François Lang,
la trajectoire d’un artiste
La trajectoire
d’un artiste
Le pianiste
La trajectoire artistique de François Lang s’apparente à celle d’un météore. Né le 27 février 1908, il meurt tragiquement assassiné à Auschwitz dans les premières semaines de janvier 1944, victime de la barbarie nazie à l’aube de sa trente-septième année… Au cours de sa courte carrière de pianiste et d’organiste, il parvient néanmoins à se hisser au rang des figures les plus prometteuses de la scène musicale française et internationale de l’entre-deux guerres.
François Lang à l’orgue et au piano, s.d. (coll. particulière).
Il fut élevé, comme sa sœur aînée Isabel (1906-1988), au sein d’une famille juive d’industriels fortunés au sein de laquelle le goût pour la musique était cultivé avec passion.
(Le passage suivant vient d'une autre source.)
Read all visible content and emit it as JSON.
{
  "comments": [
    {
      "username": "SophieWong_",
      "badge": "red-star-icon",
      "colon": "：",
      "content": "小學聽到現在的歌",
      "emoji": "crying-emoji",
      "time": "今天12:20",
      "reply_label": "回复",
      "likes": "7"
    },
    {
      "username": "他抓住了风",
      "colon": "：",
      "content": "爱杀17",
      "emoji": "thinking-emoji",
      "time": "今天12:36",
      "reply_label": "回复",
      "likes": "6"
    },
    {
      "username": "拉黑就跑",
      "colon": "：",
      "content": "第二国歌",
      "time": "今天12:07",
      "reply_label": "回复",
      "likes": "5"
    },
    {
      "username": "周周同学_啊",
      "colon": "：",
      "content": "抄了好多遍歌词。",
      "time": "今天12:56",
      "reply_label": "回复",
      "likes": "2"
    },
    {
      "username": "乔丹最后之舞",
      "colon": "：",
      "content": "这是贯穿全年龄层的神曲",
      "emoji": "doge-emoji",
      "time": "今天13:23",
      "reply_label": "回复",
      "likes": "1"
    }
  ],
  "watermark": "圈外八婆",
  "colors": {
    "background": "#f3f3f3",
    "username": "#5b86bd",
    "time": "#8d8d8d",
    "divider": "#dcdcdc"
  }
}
Son père Alfred Lang (1872-1939), arrière petit-fils du fondateur de la société de tissages nancéiennes Les Fils d’Emanuel Lang, avait épousé Esther Cahn (1876-1924), laquelle appartenait à la famille des fondateurs de la Banque Lazard et était apparentée notamment au financier et grand collectionneur d’art David David-Weill (1871-1952).
L’apprentissage musical de François Lang se fit d’abord dans le cercle familial fréquenté par quelques figures illustres tels que le chef d’orchestre et compositeur Paul Paray (1886-1979) ou l’organiste Marcel Dupré (1886-1971). Mais c’est surtout auprès de Marguerite Godchaux-Hullmann (1856-1932), elle-même ancienne élève de Delaborde au Conservatoire, qu’il reçut son premier enseignement pianistique qui lui permit d’intégrer la classe de Lazare-Lévy au Conservatoire en 1923. Sa scolarité dans cet établissement fut néanmoins de courte de durée puisqu’il en démissionna deux ans plus tard. Cela ne l’empêcha pas de poursuivre son apprentissage auprès du pianiste espagnol José Iturbi (1895-1980) et d’embrasser une carrière professionnelle que seule la tragédie de la Guerre brisa nette l’ascension. A partir de 1928, F. Lang se produit en France tant à Paris qu’en province, dans les répertoires soliste et concertant ou en formation de chambre. Puis dès l’année suivante, il est invité à se produire à l’étranger : Belgique, Hollande, Allemagne… Curieux par nature et éclectique dans ses choix, son répertoire soliste comprend les œuvres de compositeurs « baroques » tels Bach ou Scarlatti mais est surtout dominé par les grandes figures du romantisme, Schubert, Chopin, Liszt, Schumann, Brahms ainsi que les composteurs plus proches de lui tels que les Chabrier, Debussy, Ravel ou les espagnols Albeniz et Falla…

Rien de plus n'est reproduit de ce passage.